Mike Marra holds a PhD in electrical engineering and works as a system engineer at Funai.
When Funai bought Lexmark’s inkjet-related technology and assets in 2013, Mike joined an internal group to help facilitate the transition, educating Funai engineers with various inkjet printer project details.
Historically, Mike has been a MATLAB user. MATLAB is a mathematical tool package that allows you to generate arrays of data, and then to plot and analyze them. MATLAB runs off a scripting language, so for Mike to use MATLAB he had to write specific programs to read his log data.
One advantage of Initial State, Mike explained, was that he didn’t have to write separate programs to read his log data files. He simply uploads the files and can immediately start looking for data anomalies.
As an example, the stats function in Waves provides Mike signal stats when he looks at inkjet printer paper feed data. Mike can look at the wave graph to understand how accurate the hundreds of tiny movements he makes are over time. In the below screenshot, Mike can see the time ranges in which most errors occur.

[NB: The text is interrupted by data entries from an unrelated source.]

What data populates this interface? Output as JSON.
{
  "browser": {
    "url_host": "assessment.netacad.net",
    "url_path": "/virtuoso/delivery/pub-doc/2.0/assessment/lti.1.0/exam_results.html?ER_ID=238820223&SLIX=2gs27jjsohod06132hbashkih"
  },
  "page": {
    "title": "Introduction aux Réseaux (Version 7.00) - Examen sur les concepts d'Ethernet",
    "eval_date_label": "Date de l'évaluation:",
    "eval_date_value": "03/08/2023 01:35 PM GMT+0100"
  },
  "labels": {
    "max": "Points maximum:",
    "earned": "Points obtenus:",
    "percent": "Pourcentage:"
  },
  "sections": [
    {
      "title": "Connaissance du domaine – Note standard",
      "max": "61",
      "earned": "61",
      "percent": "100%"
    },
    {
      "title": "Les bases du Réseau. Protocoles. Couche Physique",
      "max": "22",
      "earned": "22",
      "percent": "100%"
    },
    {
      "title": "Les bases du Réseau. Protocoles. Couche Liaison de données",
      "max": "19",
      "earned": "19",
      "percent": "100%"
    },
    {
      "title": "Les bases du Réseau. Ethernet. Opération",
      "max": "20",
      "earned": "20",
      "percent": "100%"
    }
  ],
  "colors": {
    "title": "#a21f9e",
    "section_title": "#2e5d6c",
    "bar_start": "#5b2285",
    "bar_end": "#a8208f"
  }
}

While Mike will often start in the Waves tool to find areas of interest, he’ll switch over to Lines to better understand the profiles of velocity the paper went through, accelerating and decelerating over time.
I asked Mike what additional features he’d like to see.

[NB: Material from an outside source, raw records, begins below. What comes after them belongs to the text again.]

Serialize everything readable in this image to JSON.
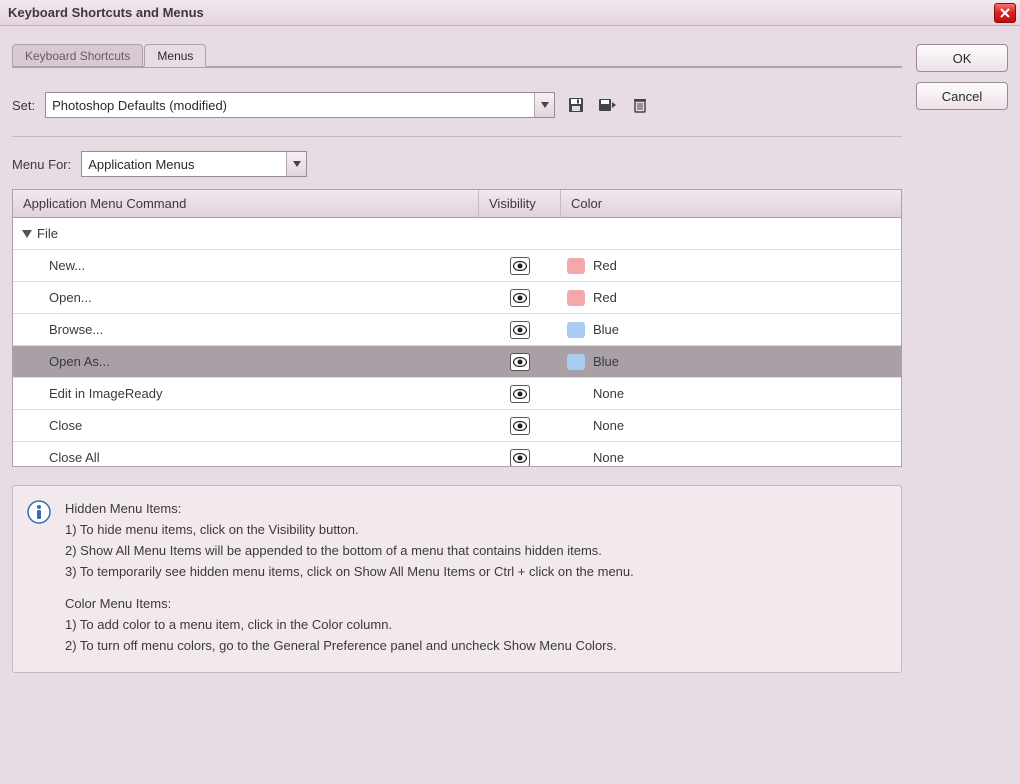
{
  "title": "Keyboard Shortcuts and Menus",
  "buttons": {
    "ok": "OK",
    "cancel": "Cancel"
  },
  "tabs": {
    "shortcuts": "Keyboard Shortcuts",
    "menus": "Menus"
  },
  "set": {
    "label": "Set:",
    "value": "Photoshop Defaults (modified)"
  },
  "menuFor": {
    "label": "Menu For:",
    "value": "Application Menus"
  },
  "columns": {
    "cmd": "Application Menu Command",
    "vis": "Visibility",
    "color": "Color"
  },
  "group": {
    "file": "File"
  },
  "rows": [
    {
      "label": "New...",
      "color": "Red",
      "swatch": "red"
    },
    {
      "label": "Open...",
      "color": "Red",
      "swatch": "red"
    },
    {
      "label": "Browse...",
      "color": "Blue",
      "swatch": "blue"
    },
    {
      "label": "Open As...",
      "color": "Blue",
      "swatch": "blue",
      "selected": true
    },
    {
      "label": "Edit in ImageReady",
      "color": "None",
      "swatch": "none"
    },
    {
      "label": "Close",
      "color": "None",
      "swatch": "none"
    },
    {
      "label": "Close All",
      "color": "None",
      "swatch": "none"
    }
  ],
  "info": {
    "h1": "Hidden Menu Items:",
    "l1": "1) To hide menu items, click on the Visibility button.",
    "l2": "2) Show All Menu Items will be appended to the bottom of a menu that contains hidden items.",
    "l3": "3) To temporarily see hidden menu items, click on Show All Menu Items or Ctrl + click on the menu.",
    "h2": "Color Menu Items:",
    "l4": "1) To add color to a menu item, click in the Color column.",
    "l5": "2) To turn off menu colors, go to the General Preference panel and uncheck Show Menu Colors."
  }
}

For one, he’d like to see a split-screen or multiple tab view option. In two days, Mike had uploaded dozens of data sets and subsequently had dozens of windows open. He’d like to more easily sync up time scales and view his velocity profiles alongside each other.

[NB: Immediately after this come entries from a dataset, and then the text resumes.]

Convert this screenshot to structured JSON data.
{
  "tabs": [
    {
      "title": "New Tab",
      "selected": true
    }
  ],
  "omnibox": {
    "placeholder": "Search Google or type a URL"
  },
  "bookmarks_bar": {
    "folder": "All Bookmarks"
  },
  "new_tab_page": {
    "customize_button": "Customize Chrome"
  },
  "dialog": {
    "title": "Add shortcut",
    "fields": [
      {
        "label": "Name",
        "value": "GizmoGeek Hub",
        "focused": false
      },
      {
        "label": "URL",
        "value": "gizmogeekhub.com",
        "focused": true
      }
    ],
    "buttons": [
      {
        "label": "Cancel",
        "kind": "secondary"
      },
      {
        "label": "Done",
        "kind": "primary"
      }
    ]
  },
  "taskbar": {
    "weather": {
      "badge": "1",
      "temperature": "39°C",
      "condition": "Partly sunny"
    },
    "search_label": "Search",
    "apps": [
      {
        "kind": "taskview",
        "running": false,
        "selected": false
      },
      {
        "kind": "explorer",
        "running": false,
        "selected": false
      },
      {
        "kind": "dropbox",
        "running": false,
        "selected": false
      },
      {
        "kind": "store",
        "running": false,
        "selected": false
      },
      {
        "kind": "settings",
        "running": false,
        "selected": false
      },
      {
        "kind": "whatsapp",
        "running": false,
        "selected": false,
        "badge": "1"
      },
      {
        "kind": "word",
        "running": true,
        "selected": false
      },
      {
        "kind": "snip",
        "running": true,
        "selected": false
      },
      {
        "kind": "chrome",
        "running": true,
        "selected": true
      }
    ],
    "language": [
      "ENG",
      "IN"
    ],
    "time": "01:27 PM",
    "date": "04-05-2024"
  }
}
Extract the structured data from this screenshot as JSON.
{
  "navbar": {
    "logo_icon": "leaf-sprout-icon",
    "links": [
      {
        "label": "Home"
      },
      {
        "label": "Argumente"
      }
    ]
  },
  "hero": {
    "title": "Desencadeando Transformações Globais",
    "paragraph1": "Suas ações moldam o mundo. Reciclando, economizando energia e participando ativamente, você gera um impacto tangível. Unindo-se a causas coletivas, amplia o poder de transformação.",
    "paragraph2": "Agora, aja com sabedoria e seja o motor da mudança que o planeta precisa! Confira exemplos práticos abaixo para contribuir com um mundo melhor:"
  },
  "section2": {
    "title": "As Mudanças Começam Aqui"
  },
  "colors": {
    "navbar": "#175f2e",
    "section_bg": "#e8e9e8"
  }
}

Secondly, Mike wants to share the data with his colleagues. Many of his Japanese coworkers use other tools, and he thinks that if he were able to easily share his visualized data that other engineers within Funai would adopt Initial State, streamlining log data debugging efforts across the company. [Note from Jamie – this feature will be released very soon!]
Finally, Mike would like to annotate or somehow add comments to the visualized data, so that when he shares it with his coworkers he can more clearly position the data.
Mike, thanks for chatting with us! You’re a valuable Beta user and we look forward to working with you down the road.